FCN3 is a member of the FCN gene family, which varies greatly between races [59]. The results of this study demonstrated that the expression of FCN3 was found to be decreased in liver cancer, where FCN3 was mainly observed to be involved in complement activation, consistent with the results of other studies. Accordingly, it is suggested that FCN3 is highly expressed in normal liver tissues but stably low in liver cancer. Compared to FCN1 and FCN2, FCN3 has a higher ability with respect to complement activation. [60, 61]. In addition, the expression of FCN3 was found to be closely related to the disease. For example, Chen et al. found that the decrease in serum FCN3 was associated with insulin resistance, while lower serum FCN3 predicted the development of type 2 diabetes [62]. Zheng et al. discovered that the expression of FCN3 increased in the vitreous effusion of patients with proliferative diabetic retinopathy, hence, FCN3 may serve as a new therapeutic target for the treatment of proliferative diabetic retinopathy [63]. Szala et al. found that the expression of FCN3 in patients with ovarian cancer was significantly lower than that in benign ovarian tumors and normal ovarian tissues [64]. Shi et al. put forward that the expression of FCN3 was low in lung squamous cell carcinoma [65]. The mechanism of FCN3 in liver cancer has yet to be reported, which warrants further elucidation.

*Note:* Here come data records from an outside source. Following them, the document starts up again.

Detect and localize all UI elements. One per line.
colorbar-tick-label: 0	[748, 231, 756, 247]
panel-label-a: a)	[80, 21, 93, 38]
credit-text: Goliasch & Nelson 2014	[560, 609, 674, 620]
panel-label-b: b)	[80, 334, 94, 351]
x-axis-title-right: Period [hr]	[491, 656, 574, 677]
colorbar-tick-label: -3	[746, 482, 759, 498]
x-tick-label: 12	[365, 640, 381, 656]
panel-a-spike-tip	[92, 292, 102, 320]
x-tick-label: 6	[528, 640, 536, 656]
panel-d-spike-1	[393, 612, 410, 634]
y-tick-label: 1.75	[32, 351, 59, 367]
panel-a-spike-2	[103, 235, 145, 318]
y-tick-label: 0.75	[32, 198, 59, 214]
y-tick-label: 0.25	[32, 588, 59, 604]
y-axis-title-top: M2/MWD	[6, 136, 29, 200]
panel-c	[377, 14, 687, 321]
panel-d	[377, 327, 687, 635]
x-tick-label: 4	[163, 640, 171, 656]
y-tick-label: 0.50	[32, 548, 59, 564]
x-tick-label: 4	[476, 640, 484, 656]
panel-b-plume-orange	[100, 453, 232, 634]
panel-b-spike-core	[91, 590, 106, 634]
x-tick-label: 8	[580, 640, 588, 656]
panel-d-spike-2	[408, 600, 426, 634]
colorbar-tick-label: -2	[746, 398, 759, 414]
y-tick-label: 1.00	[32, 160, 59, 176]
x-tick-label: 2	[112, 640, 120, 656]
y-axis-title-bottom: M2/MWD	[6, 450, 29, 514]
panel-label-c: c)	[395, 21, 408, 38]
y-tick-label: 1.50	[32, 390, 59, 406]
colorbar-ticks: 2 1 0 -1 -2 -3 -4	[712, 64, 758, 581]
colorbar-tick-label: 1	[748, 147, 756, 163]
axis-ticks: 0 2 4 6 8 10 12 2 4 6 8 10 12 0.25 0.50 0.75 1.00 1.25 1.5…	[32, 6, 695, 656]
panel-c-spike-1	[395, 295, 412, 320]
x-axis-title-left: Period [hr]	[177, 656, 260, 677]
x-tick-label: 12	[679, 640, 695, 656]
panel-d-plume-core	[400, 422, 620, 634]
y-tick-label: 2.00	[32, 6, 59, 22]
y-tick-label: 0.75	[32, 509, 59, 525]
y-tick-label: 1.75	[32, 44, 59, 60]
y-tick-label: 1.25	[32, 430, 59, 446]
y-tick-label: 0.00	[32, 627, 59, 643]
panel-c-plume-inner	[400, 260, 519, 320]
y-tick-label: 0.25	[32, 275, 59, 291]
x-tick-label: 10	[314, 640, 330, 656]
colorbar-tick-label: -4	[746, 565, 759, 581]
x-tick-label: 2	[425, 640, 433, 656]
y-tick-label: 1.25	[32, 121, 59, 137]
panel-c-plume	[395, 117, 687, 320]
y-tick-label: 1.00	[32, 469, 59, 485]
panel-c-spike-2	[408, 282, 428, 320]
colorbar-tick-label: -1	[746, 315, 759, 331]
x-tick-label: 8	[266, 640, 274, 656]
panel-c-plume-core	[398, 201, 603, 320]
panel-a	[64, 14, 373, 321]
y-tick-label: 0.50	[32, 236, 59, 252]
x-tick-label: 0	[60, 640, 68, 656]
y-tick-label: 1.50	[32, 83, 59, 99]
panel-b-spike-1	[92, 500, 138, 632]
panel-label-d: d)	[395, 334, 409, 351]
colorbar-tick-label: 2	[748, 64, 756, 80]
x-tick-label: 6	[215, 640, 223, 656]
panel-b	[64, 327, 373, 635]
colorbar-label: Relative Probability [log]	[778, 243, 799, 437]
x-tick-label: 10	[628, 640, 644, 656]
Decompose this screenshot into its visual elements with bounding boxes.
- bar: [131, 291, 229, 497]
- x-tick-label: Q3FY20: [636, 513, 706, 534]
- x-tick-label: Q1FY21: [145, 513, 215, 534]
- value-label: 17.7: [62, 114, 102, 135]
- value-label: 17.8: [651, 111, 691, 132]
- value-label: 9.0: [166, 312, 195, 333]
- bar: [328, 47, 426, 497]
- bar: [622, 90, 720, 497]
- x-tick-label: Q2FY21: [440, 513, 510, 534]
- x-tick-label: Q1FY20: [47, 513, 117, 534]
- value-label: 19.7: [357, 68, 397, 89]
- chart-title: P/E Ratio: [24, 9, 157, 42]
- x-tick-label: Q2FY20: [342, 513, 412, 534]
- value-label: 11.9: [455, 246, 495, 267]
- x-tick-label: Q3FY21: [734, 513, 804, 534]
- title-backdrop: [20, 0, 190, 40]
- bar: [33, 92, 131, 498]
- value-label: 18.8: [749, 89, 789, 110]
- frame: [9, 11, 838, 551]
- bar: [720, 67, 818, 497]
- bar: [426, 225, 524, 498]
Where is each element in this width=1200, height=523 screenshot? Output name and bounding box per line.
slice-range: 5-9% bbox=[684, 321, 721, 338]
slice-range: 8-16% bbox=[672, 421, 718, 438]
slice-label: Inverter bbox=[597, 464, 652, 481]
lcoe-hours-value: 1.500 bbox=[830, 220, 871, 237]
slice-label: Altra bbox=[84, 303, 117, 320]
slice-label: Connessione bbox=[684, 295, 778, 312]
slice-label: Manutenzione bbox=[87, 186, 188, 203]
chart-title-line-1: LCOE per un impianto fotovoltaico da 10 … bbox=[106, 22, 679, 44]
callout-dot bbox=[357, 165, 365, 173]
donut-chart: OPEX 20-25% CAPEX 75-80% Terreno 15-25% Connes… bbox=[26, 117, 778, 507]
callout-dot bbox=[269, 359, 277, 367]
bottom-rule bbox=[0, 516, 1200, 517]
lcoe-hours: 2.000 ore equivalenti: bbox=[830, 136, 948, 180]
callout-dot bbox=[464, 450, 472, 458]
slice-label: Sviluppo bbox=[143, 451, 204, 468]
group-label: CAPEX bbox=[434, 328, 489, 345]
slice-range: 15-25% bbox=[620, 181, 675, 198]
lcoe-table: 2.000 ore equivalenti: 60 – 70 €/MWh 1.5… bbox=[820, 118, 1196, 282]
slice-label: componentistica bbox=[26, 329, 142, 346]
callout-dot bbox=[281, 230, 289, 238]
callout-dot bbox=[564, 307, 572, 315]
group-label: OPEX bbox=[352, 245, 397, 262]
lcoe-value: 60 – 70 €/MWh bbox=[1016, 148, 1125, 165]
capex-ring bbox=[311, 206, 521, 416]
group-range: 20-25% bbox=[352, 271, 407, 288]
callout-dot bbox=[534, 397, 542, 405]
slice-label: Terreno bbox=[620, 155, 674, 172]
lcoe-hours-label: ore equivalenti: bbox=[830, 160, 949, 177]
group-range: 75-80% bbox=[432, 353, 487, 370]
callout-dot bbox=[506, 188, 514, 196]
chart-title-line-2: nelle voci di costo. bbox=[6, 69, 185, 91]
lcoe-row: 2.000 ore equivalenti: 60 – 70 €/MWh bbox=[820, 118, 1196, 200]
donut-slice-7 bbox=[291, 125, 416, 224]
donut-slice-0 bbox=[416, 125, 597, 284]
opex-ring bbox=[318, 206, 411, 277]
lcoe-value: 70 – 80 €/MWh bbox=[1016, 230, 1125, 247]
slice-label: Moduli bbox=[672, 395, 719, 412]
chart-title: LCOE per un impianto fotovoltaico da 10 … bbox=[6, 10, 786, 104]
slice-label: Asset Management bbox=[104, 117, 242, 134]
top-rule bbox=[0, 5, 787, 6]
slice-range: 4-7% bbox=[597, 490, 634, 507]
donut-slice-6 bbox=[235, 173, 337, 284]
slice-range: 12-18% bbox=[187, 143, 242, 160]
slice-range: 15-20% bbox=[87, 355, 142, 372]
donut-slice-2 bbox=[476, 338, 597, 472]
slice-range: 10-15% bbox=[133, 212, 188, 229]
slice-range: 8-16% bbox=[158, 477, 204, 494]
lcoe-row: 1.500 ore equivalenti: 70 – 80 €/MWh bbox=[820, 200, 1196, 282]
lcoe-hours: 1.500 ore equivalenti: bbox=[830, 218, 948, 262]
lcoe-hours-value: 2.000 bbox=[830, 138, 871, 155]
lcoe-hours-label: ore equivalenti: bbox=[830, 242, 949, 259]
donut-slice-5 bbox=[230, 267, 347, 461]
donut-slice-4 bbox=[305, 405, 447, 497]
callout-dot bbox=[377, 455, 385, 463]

At present, AFP is still used as a diagnostic marker for liver cancer. Due to the lack of good sensitivity and specificity, missed diagnoses and misdiagnosis may often occur. Although liver cancer markers have repeatedly emerged over time, no unified conclusion currently exists[66-69]. In this study, differentially expressed genes were found from a large dataset (316 samples in total). In order to improve accuracy, the identified genes were verified in TCGA, in which a difference in their expression was observed (Figure.8). Afterward, their function, prognosis and targeted miRNA were analyzed. Overall, this study provided novel insights in understanding the pathogenesis of liver cancer as well as the search for tumor markers. The mechanism of FCN3 in diabetes, ovarian cancer and lung squamous cell carcinoma has previously been studied, but its role in liver cancer is not clear. In the future, we intend to verify the expression of FCN3 in tissues, identify its downstream target genes, and explore the effects of its expression changes on the proliferation and invasion of liver cancer.